There are many ways to do it. If you only receive pictures from the IP address 192.168.0.1, you could use the following script and invoke it from cron:
Code:
#!/bin/bash
cd /directory/where/the/files/may/exist
if [ $(ls 192.168.0.1*.jpeg 2>/dev/null | wc -l) -ge 2 ] # do not delete files unless two or more exist
then
rm $(ls -rt 192.168.0.1*.jpeg | head --lines=-1) # list in order of modtime, select all but the most recent, delete
fi
if [ $(ls 192.168.0.1*.jpeg 2>/dev/null | wc -l) -ge 1 ] # do not mv file unless one (or more) exists
then
mv $(ls -rt 192.168.0.1*.jpeg | tail --lines=1) mycam1image.jpeg # mv most recent file to target filename
fi
If there are no new webcam images, the script will do nothing.
If there are two or more new images, the script will delete all but the most recent.
The newest webcam image will be renamed, overwriting the target file if necessary.
If new webcam images appears after the rm and before the mv, the script will mv the most recent.

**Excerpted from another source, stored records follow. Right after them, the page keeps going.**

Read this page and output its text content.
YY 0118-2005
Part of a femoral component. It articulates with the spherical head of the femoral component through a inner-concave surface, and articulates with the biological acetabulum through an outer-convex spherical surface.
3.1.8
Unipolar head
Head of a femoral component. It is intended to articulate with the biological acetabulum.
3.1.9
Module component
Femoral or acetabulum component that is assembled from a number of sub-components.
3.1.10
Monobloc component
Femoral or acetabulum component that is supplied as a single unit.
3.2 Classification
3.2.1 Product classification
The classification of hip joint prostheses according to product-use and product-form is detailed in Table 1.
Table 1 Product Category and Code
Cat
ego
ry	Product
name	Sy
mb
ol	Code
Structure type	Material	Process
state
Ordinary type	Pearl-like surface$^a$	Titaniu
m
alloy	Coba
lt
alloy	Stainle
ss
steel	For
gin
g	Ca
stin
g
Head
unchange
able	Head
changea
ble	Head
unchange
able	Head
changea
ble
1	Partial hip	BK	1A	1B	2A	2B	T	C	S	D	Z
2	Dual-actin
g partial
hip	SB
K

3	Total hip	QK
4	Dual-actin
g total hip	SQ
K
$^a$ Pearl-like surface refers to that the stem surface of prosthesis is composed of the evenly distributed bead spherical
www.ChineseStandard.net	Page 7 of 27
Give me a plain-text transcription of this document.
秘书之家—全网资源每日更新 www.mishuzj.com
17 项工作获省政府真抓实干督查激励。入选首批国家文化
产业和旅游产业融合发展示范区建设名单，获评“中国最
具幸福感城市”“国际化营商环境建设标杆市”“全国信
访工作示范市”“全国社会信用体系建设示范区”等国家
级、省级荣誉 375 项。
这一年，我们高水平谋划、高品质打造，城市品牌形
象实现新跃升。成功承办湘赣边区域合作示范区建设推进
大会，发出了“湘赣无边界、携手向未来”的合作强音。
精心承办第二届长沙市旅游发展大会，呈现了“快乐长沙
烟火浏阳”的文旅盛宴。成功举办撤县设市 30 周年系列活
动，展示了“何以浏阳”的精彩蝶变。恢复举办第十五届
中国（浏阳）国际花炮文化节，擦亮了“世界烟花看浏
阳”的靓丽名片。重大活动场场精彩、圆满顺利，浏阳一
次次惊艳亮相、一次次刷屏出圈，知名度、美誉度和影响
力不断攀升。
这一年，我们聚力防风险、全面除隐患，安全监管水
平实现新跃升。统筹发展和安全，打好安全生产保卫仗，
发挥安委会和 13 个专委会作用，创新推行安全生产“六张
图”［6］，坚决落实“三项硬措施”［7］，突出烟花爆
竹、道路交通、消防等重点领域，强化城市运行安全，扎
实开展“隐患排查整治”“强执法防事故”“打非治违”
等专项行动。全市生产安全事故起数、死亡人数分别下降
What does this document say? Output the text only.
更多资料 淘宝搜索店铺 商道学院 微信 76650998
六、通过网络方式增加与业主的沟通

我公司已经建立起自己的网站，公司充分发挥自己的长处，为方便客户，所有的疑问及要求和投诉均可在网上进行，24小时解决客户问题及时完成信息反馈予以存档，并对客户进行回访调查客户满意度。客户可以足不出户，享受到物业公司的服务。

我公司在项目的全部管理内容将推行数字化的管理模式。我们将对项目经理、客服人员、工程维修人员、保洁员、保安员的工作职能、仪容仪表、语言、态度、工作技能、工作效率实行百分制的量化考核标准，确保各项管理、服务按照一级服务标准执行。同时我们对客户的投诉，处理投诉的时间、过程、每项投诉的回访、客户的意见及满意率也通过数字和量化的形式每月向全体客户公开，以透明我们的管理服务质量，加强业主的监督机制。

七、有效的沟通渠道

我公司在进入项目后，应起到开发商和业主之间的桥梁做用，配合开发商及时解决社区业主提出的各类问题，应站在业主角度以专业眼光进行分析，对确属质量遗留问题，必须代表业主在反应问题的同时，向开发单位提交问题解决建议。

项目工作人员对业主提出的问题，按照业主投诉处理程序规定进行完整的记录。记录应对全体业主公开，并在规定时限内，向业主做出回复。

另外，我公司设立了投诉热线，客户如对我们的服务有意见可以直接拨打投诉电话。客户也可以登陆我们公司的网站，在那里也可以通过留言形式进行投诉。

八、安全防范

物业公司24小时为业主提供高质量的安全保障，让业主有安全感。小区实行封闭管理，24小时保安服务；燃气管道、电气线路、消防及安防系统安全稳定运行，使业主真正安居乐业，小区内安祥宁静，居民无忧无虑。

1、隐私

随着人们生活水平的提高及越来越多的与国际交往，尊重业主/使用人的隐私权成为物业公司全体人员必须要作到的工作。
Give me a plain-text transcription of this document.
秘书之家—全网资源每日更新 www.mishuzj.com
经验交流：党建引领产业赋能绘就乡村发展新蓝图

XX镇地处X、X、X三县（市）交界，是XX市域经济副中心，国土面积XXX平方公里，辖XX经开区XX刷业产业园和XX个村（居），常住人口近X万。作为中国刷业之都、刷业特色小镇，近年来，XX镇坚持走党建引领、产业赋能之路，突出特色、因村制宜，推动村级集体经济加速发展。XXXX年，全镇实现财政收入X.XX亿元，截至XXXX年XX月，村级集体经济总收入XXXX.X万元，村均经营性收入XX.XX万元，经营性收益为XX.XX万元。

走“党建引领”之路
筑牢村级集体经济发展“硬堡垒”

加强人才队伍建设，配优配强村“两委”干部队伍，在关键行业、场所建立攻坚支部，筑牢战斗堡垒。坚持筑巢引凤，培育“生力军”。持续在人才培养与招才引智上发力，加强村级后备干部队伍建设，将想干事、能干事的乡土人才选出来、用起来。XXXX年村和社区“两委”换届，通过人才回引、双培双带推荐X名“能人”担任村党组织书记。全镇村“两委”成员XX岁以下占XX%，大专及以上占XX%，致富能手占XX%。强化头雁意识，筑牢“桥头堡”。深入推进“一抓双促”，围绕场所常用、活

Edit: There is one problem. If there are no new files, the script generates error messages ("ls: cannot access 192.168.0.1*.jpeg: No such file or directory"), though it correctly does nothing else. The error messages can be discarded with 2>/dev/null as I have added above. There may be a more elegant method which does not generate or require special handling of these error message.